Tensioni crescenti nello spogliatoio del Real Madrid con Xabi Alonso

Il Real Madrid guida La Liga, ma il suo spogliatoio mostra segni di malcontento sotto Xabi Alonso. Giocatori chiave come Vinicius Júnior esprimono dissenso sulle scelte tattiche e i metodi di allenamento. Il club osserva con preoccupazione l'arrivo di una partita cruciale contro il Manchester City.

Un anno e mezzo fa, Carlo Ancelotti descriveva lo spogliatoio del Real Madrid, campione d'Europa a Wembley nel 2024, come « il più sano » che avesse mai visto. I rapporti tra giocatori e staff tecnico scorrevano alla perfezione, con Ancelotti in veste di figura paterna per il gruppo.
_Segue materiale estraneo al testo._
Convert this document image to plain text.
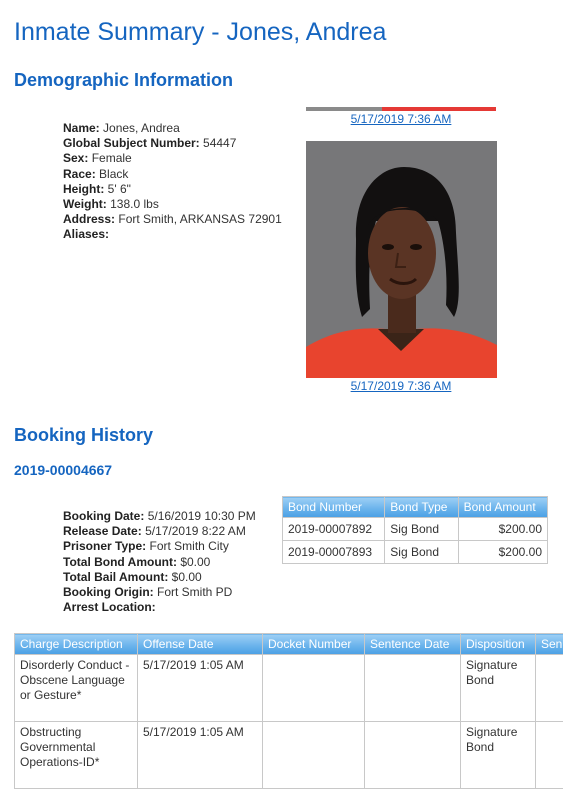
Inmate Summary - Jones, Andrea
Demographic Information
Name: Jones, Andrea
Global Subject Number: 54447
Sex: Female
Race: Black
Height: 5' 6"
Weight: 138.0 lbs
Address: Fort Smith, ARKANSAS 72901
Aliases:
5/17/2019 7:36 AM
5/17/2019 7:36 AM
Booking History
2019-00004667
Booking Date: 5/16/2019 10:30 PM
Release Date: 5/17/2019 8:22 AM
Prisoner Type: Fort Smith City
Total Bond Amount: $0.00
Total Bail Amount: $0.00
Booking Origin: Fort Smith PD
Arrest Location:
Bond Number	Bond Type	Bond Amount
2019-00007892	Sig Bond	$200.00
2019-00007893	Sig Bond	$200.00
Charge Description	Offense Date	Docket Number	Sentence Date	Disposition	Sen
Disorderly Conduct - Obscene Language or Gesture*	5/17/2019 1:05 AM			Signature Bond	
Obstructing Governmental Operations-ID*	5/17/2019 1:05 AM			Signature Bond	
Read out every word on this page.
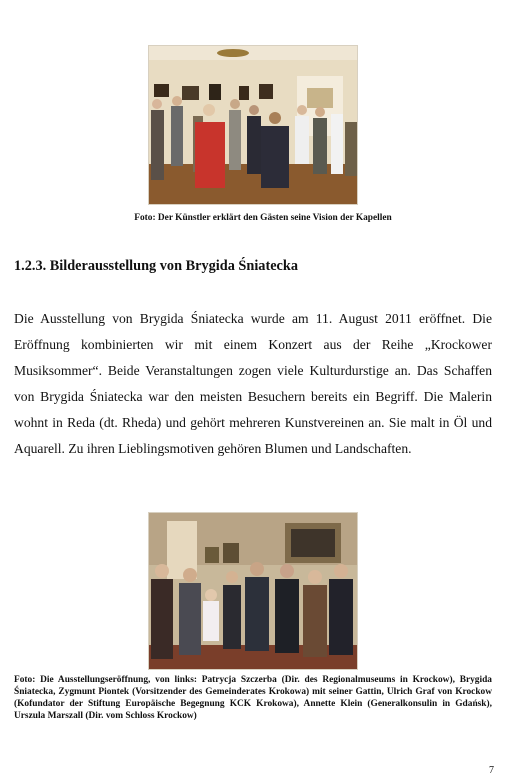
Foto: Der Künstler erklärt den Gästen seine Vision der Kapellen
1.2.3. Bilderausstellung von Brygida Śniatecka
Die Ausstellung von Brygida Śniatecka wurde am 11. August 2011 eröffnet. Die Eröffnung kombinierten wir mit einem Konzert aus der Reihe „Krockower Musiksommer“. Beide Veranstaltungen zogen viele Kulturdurstige an. Das Schaffen von Brygida Śniatecka war den meisten Besuchern bereits ein Begriff. Die Malerin wohnt in Reda (dt. Rheda) und gehört mehreren Kunstvereinen an. Sie malt in Öl und Aquarell. Zu ihren Lieblingsmotiven gehören Blumen und Landschaften.
Foto: Die Ausstellungseröffnung, von links: Patrycja Szczerba (Dir. des Regionalmuseums in Krockow), Brygida Śniatecka, Zygmunt Piontek (Vorsitzender des Gemeinderates Krokowa) mit seiner Gattin, Ulrich Graf von Krockow (Kofundator der Stiftung Europäische Begegnung KCK Krokowa), Annette Klein (Generalkonsulin in Gdańsk), Urszula Marszall (Dir. vom Schloss Krockow)
7
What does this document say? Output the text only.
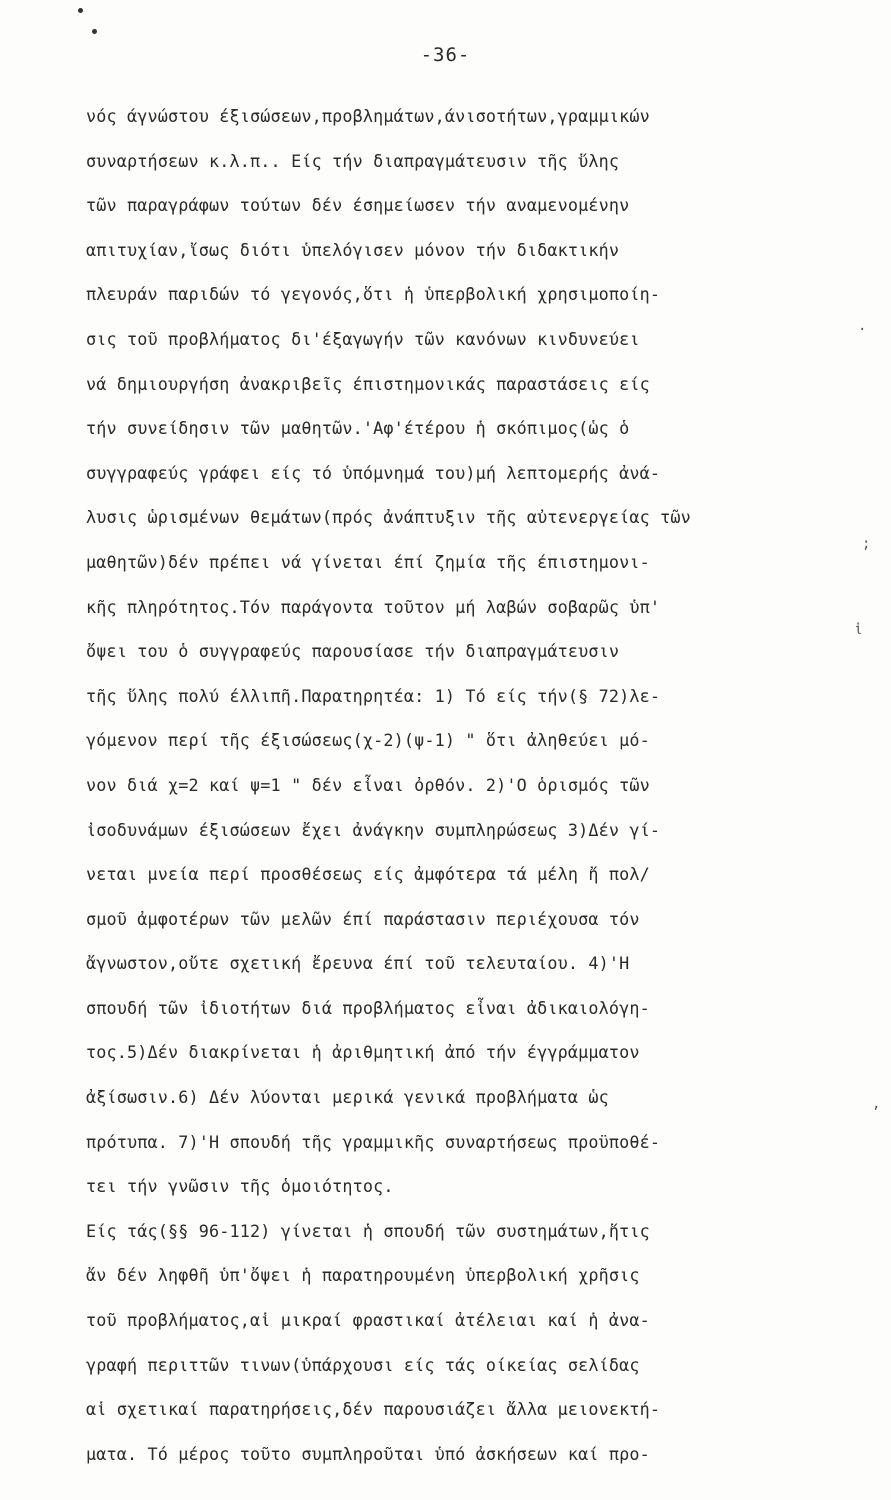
-36-
νός άγνώστου έξισώσεων,προβλημάτων,άνισοτήτων,γραμμικών
συναρτήσεων κ.λ.π.. Είς τήν διαπραγμάτευσιν τῆς ὕλης
τῶν παραγράφων τούτων δέν έσημείωσεν τήν αναμενομένην
απιτυχίαν,ἴσως διότι ὑπελόγισεν μόνον τήν διδακτικήν
πλευράν παριδών τό γεγονός,ὅτι ἡ ὑπερβολική χρησιμοποίη-
σις τοῦ προβλήματος δι'έξαγωγήν τῶν κανόνων κινδυνεύει
νά δημιουργήση ἀνακριβεῖς έπιστημονικάς παραστάσεις είς
τήν συνείδησιν τῶν μαθητῶν.'Αφ'έτέρου ἡ σκόπιμος(ὡς ὁ
συγγραφεύς γράφει είς τό ὑπόμνημά του)μή λεπτομερής ἀνά-
λυσις ὡρισμένων θεμάτων(πρός ἀνάπτυξιν τῆς αὐτενεργείας τῶν
μαθητῶν)δέν πρέπει νά γίνεται έπί ζημία τῆς έπιστημονι-
κῆς πληρότητος.Τόν παράγοντα τοῦτον μή λαβών σοβαρῶς ὑπ'
ὄψει του ὁ συγγραφεύς παρουσίασε τήν διαπραγμάτευσιν
τῆς ὕλης πολύ έλλιπῆ.Παρατηρητέα: 1) Τό είς τήν(§ 72)λε-
γόμενον περί τῆς έξισώσεως(χ-2)(ψ-1) " ὅτι ἀληθεύει μό-
νον διά χ=2 καί ψ=1 " δέν εἶναι ὀρθόν. 2)'Ο ὁρισμός τῶν
ἰσοδυνάμων έξισώσεων ἔχει ἀνάγκην συμπληρώσεως 3)Δέν γί-
νεται μνεία περί προσθέσεως είς ἀμφότερα τά μέλη ἤ πολ/
σμοῦ ἀμφοτέρων τῶν μελῶν έπί παράστασιν περιέχουσα τόν
ἄγνωστον,οὔτε σχετική ἔρευνα έπί τοῦ τελευταίου. 4)'Η
σπουδή τῶν ἰδιοτήτων διά προβλήματος εἶναι ἀδικαιολόγη-
τος.5)Δέν διακρίνεται ἡ ἀριθμητική ἀπό τήν έγγράμματον
ἀξίσωσιν.6) Δέν λύονται μερικά γενικά προβλήματα ὡς
πρότυπα. 7)'Η σπουδή τῆς γραμμικῆς συναρτήσεως προϋποθέ-
τει τήν γνῶσιν τῆς ὁμοιότητος.
Είς τάς(§§ 96-112) γίνεται ἡ σπουδή τῶν συστημάτων,ἥτις
ἄν δέν ληφθῆ ὑπ'ὄψει ἡ παρατηρουμένη ὑπερβολική χρῆσις
τοῦ προβλήματος,αἱ μικραί φραστικαί ἀτέλειαι καί ἡ ἀνα-
γραφή περιττῶν τινων(ὑπάρχουσι είς τάς οίκείας σελίδας
αἱ σχετικαί παρατηρήσεις,δέν παρουσιάζει ἄλλα μειονεκτή-
ματα. Τό μέρος τοῦτο συμπληροῦται ὑπό ἀσκήσεων καί προ-
·
;
ἱ
,
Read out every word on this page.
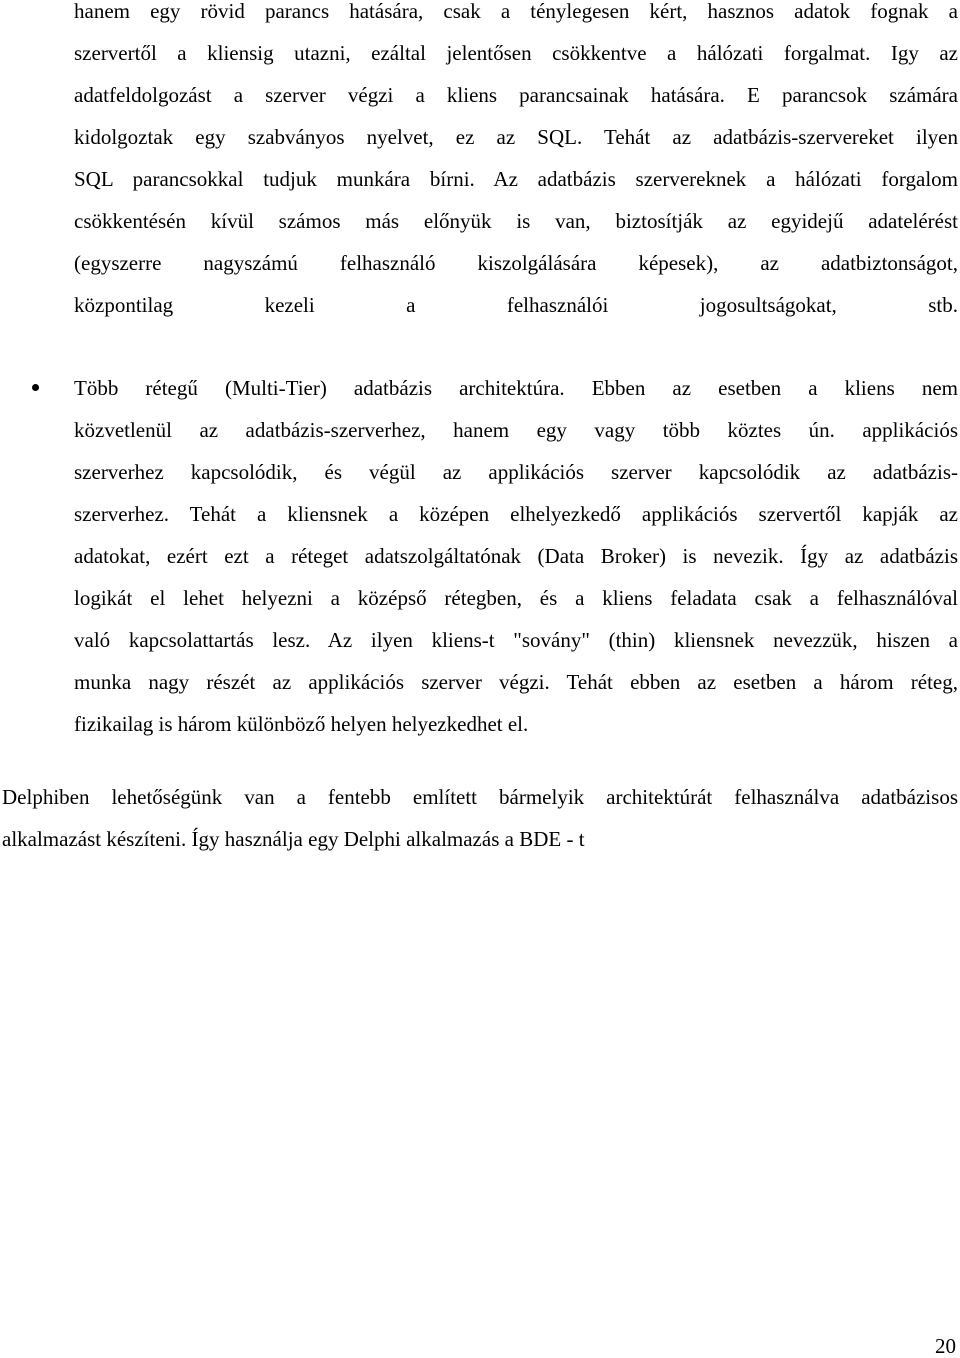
hanem egy rövid parancs hatására, csak a ténylegesen kért, hasznos adatok fognak a
szervertől a kliensig utazni, ezáltal jelentősen csökkentve a hálózati forgalmat. Igy az
adatfeldolgozást a szerver végzi a kliens parancsainak hatására. E parancsok számára
kidolgoztak egy szabványos nyelvet, ez az SQL. Tehát az adatbázis-szervereket ilyen
SQL parancsokkal tudjuk munkára bírni. Az adatbázis szervereknek a hálózati forgalom
csökkentésén kívül számos más előnyük is van, biztosítják az egyidejű adatelérést
(egyszerre nagyszámú felhasználó kiszolgálására képesek), az adatbiztonságot,
központilag kezeli a felhasználói jogosultságokat, stb.
Több rétegű (Multi-Tier) adatbázis architektúra. Ebben az esetben a kliens nem
közvetlenül az adatbázis-szerverhez, hanem egy vagy több köztes ún. applikációs
szerverhez kapcsolódik, és végül az applikációs szerver kapcsolódik az adatbázis-
szerverhez. Tehát a kliensnek a középen elhelyezkedő applikációs szervertől kapják az
adatokat, ezért ezt a réteget adatszolgáltatónak (Data Broker) is nevezik. Így az adatbázis
logikát el lehet helyezni a középső rétegben, és a kliens feladata csak a felhasználóval
való kapcsolattartás lesz. Az ilyen kliens-t "sovány" (thin) kliensnek nevezzük, hiszen a
munka nagy részét az applikációs szerver végzi. Tehát ebben az esetben a három réteg,
fizikailag is három különböző helyen helyezkedhet el.
Delphiben lehetőségünk van a fentebb említett bármelyik architektúrát felhasználva adatbázisos
alkalmazást készíteni. Így használja egy Delphi alkalmazás a BDE - t
20
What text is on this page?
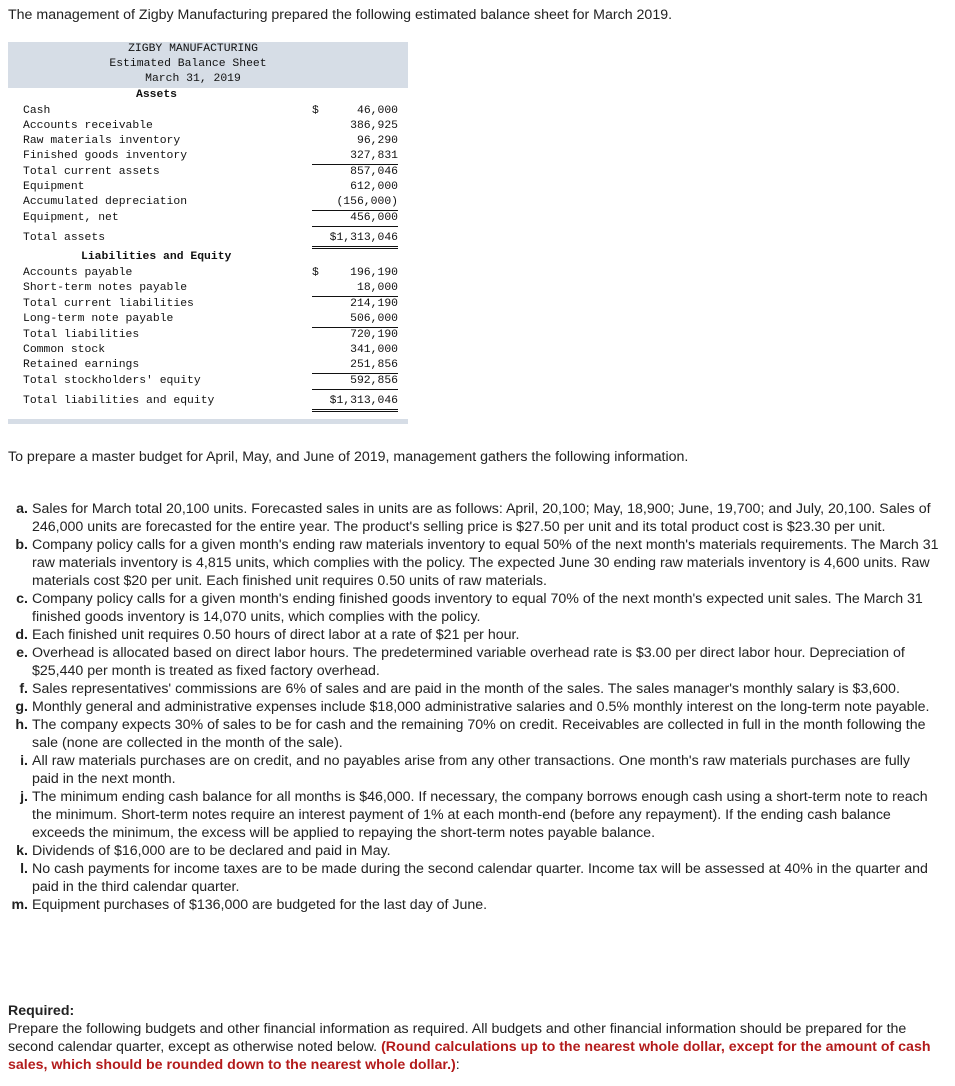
The management of Zigby Manufacturing prepared the following estimated balance sheet for March 2019.
ZIGBY MANUFACTURING
Estimated Balance Sheet
March 31, 2019
Assets
Cash	$	46,000
Accounts receivable	386,925
Raw materials inventory	96,290
Finished goods inventory	327,831
Total current assets	857,046
Equipment	612,000
Accumulated depreciation	(156,000)
Equipment, net	456,000
Total assets	$1,313,046
Liabilities and Equity
Accounts payable	$	196,190
Short-term notes payable	18,000
Total current liabilities	214,190
Long-term note payable	506,000
Total liabilities	720,190
Common stock	341,000
Retained earnings	251,856
Total stockholders' equity	592,856
Total liabilities and equity	$1,313,046
To prepare a master budget for April, May, and June of 2019, management gathers the following information.
a. Sales for March total 20,100 units. Forecasted sales in units are as follows: April, 20,100; May, 18,900; June, 19,700; and July, 20,100. Sales of 246,000 units are forecasted for the entire year. The product's selling price is $27.50 per unit and its total product cost is $23.30 per unit.
b. Company policy calls for a given month's ending raw materials inventory to equal 50% of the next month's materials requirements. The March 31 raw materials inventory is 4,815 units, which complies with the policy. The expected June 30 ending raw materials inventory is 4,600 units. Raw materials cost $20 per unit. Each finished unit requires 0.50 units of raw materials.
c. Company policy calls for a given month's ending finished goods inventory to equal 70% of the next month's expected unit sales. The March 31 finished goods inventory is 14,070 units, which complies with the policy.
d. Each finished unit requires 0.50 hours of direct labor at a rate of $21 per hour.
e. Overhead is allocated based on direct labor hours. The predetermined variable overhead rate is $3.00 per direct labor hour. Depreciation of $25,440 per month is treated as fixed factory overhead.
f. Sales representatives' commissions are 6% of sales and are paid in the month of the sales. The sales manager's monthly salary is $3,600.
g. Monthly general and administrative expenses include $18,000 administrative salaries and 0.5% monthly interest on the long-term note payable.
h. The company expects 30% of sales to be for cash and the remaining 70% on credit. Receivables are collected in full in the month following the sale (none are collected in the month of the sale).
i. All raw materials purchases are on credit, and no payables arise from any other transactions. One month's raw materials purchases are fully paid in the next month.
j. The minimum ending cash balance for all months is $46,000. If necessary, the company borrows enough cash using a short-term note to reach the minimum. Short-term notes require an interest payment of 1% at each month-end (before any repayment). If the ending cash balance exceeds the minimum, the excess will be applied to repaying the short-term notes payable balance.
k. Dividends of $16,000 are to be declared and paid in May.
l. No cash payments for income taxes are to be made during the second calendar quarter. Income tax will be assessed at 40% in the quarter and paid in the third calendar quarter.
m. Equipment purchases of $136,000 are budgeted for the last day of June.
Required:
Prepare the following budgets and other financial information as required. All budgets and other financial information should be prepared for the second calendar quarter, except as otherwise noted below. (Round calculations up to the nearest whole dollar, except for the amount of cash sales, which should be rounded down to the nearest whole dollar.):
Tuttavia, sotto Xabi Alonso, subentrato dopo una stagione di sconfitte e cambiamenti come la partenza di Toni Kroos e l'arrivo di Kylian Mbappé, la dinamica è cambiata. L'allenatore basco, trionfatore al Bayer Leverkusen dove ha vinto la Bundesliga e raggiunto la finale di Europa League, ha ereditato una rosa arrabbiata. I risultati recenti, inclusi pareggi contro Rayo Vallecano ed Elche, e una sconfitta ad Anfield contro il Liverpool, hanno acuito le tensioni.

I giocatori criticano i metodi di allenamento di Alonso, l'intensità delle sessioni e le lunghe revisioni video. Vinicius Júnior, in panchina in quattro partite quest'anno, ha mostrato rabbia pubblicamente e in privato; il suo rapporto con Alonso è solo « professionale », a differenza del legame padre-figlio con Ancelotti. Fonti dello spogliatoio indicano che questo malcontento si è diffuso, con Vinicius al centro della controversia.

Nella squadra coesistono due correnti: una di autocritica che attribuisce i problemi a una mancanza di atteggiamento dalla finale di Wembley, e un'altra che mette in dubbio l'adattamento delle idee di Alonso alla rosa. Giocatori come Fede Valverde e Jude Bellingham faticano a trovare il loro ruolo in un sistema più posizionale, mentre Aurélien Tchouaméni, Arda Güler e Mbappé si sentono a proprio agio e rendono bene. Tre dei primi quattro erano in panchina contro l'Elche.

Nel club ci sono critiche silenziose alla gestione di Alonso, sebbene si sottolinei che è « il momento dei giocatori ». Nonostante le preoccupazioni, il Madrid è in testa a La Liga e tra le prime otto in Europa. La partita dell'12 dicembre contro il Manchester City incombe come test decisivo.